Foto: epd-bild/Friedrich Stark
Messer und Klingen, mit denen in Kenia jungen Mädchen die Genitalien beschnitten werden.
Großbritanniens Kampf gegen weibliche Genitalverstümmelung
Auch in Europa wird weibliche Genitalverstümmelung praktiziert. In Großbritannien sind deshalb 66.000 Frauen in ärztlicher Behandlung. Bis heute wurde auf der Insel noch kein Täter von einem Gericht verurteilt.

Ayanna war 14, als sie ihre Eltern von Großbritannien nach Sierra Leone brachten. "Ich wusste gar nicht, was mit mir passiert", erinnert sie sich in einer Reportage der BBC. "Dann konnte ich das Ritzen der Messer hören." Sie ist eine der 66.000 Frauen in Großbritannien, die der nationale Gesundheitsdienst NHS wegen Genitalverstümmelung behandelt.

Die betroffenen Frauen haben teilweise mit schweren Folgeschäden zu kämpfen. Dazu gehören Inkontinenz, Probleme mit der Menstruation, dem Urinieren, beim Geschlechtsverkehr und bei Geburten. 17 Kliniken im Königreich sind auf die Behandlung der Frauen spezialisiert. Der NHS hat umfangreiche Behandlungsrichtlinien erlassen und ist damit weltweit führend bei der Behandlung der Opfer.

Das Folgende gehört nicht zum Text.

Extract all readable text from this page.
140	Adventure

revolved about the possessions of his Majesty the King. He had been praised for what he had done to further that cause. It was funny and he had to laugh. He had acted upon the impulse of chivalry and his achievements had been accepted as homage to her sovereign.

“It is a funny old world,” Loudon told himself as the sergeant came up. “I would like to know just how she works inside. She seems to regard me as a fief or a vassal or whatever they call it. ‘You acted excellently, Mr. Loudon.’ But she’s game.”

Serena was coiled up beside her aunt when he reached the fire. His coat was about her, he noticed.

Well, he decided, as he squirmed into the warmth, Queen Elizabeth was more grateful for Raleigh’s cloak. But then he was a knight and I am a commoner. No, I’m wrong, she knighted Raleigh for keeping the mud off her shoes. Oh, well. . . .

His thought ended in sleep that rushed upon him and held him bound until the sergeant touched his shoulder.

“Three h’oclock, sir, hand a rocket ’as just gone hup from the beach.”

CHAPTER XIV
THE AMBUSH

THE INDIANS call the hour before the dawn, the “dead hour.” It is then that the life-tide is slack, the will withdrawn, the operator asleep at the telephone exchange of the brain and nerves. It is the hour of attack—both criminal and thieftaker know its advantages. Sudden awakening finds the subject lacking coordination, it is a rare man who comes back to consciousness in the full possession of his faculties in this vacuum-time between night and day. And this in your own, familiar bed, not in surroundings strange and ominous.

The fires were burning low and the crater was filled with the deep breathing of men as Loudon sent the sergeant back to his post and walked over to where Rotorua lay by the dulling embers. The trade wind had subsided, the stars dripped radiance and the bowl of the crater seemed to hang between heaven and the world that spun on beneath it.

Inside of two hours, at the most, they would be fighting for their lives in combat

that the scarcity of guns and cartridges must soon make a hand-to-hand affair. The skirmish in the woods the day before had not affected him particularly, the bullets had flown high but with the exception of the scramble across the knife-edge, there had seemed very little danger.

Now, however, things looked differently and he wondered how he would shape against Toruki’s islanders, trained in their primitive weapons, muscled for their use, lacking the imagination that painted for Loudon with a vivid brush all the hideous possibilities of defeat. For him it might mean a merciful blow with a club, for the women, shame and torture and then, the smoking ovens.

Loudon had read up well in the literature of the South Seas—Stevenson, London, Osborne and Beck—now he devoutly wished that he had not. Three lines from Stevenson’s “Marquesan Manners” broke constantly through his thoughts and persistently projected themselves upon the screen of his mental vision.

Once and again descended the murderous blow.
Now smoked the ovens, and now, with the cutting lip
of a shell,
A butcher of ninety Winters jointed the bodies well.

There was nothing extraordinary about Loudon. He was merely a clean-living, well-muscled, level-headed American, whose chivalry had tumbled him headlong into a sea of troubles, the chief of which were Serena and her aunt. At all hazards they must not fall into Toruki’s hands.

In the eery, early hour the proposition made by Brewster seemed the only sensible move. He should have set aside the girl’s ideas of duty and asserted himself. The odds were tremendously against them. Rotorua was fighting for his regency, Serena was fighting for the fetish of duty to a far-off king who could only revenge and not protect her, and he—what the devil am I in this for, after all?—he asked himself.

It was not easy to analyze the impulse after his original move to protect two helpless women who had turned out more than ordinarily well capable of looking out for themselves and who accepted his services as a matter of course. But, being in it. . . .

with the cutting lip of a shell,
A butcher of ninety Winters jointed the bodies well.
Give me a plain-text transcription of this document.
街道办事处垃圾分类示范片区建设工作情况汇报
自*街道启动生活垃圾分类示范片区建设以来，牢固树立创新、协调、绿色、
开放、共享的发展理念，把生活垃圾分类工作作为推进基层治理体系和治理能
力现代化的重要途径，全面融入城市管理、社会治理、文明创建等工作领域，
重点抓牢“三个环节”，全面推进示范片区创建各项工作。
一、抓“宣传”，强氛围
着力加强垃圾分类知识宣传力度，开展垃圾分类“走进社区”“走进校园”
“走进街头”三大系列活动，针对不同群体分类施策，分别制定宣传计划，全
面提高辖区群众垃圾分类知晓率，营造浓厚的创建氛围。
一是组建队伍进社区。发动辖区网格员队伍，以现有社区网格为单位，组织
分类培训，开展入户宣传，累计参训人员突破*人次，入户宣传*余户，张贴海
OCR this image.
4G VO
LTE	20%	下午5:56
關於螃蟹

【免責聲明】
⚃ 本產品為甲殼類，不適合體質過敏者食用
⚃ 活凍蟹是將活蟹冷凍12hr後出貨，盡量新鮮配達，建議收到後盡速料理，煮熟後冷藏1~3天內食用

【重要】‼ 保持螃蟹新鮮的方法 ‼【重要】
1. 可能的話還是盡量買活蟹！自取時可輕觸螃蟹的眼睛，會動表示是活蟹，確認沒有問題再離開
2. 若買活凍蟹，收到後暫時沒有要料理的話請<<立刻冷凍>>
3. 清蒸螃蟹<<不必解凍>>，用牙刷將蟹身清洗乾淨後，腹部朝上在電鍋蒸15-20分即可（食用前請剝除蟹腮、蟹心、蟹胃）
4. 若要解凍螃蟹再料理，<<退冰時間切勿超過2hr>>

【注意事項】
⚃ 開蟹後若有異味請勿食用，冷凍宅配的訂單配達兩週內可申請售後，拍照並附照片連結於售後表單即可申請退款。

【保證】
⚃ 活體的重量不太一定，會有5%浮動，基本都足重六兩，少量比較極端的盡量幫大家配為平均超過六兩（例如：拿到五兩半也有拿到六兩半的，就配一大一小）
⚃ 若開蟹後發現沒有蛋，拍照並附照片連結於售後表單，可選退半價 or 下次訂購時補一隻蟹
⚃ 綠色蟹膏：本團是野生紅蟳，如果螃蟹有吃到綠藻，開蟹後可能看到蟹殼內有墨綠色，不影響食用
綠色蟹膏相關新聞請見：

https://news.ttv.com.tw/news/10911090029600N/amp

Kulturelle Tradition mit religiöser Begründung

125 Millionen Frauen weltweit sind nach einer aktuellen Studie von UNICEF von Genitalverstümmelung betroffen. Laut UN lehnt die Mehrheit der Menschen in den 29 Ländern, in denen sie praktiziert wird, dies ab. In Somalia liegt der Anteil der Frauen, die verstümmelt wurden, laut UNICEF bei 98 Prozent. Dabei wird diese Praktik unabhängig von einer bestimmten Religion ausgeübt. Sie ist vielmehr Teil einer kulturellen Tradition, die allerdings oft religiös begründet wird. In Niger sind beispielsweise 55 Prozent aller christlichen Frauen davon betroffen.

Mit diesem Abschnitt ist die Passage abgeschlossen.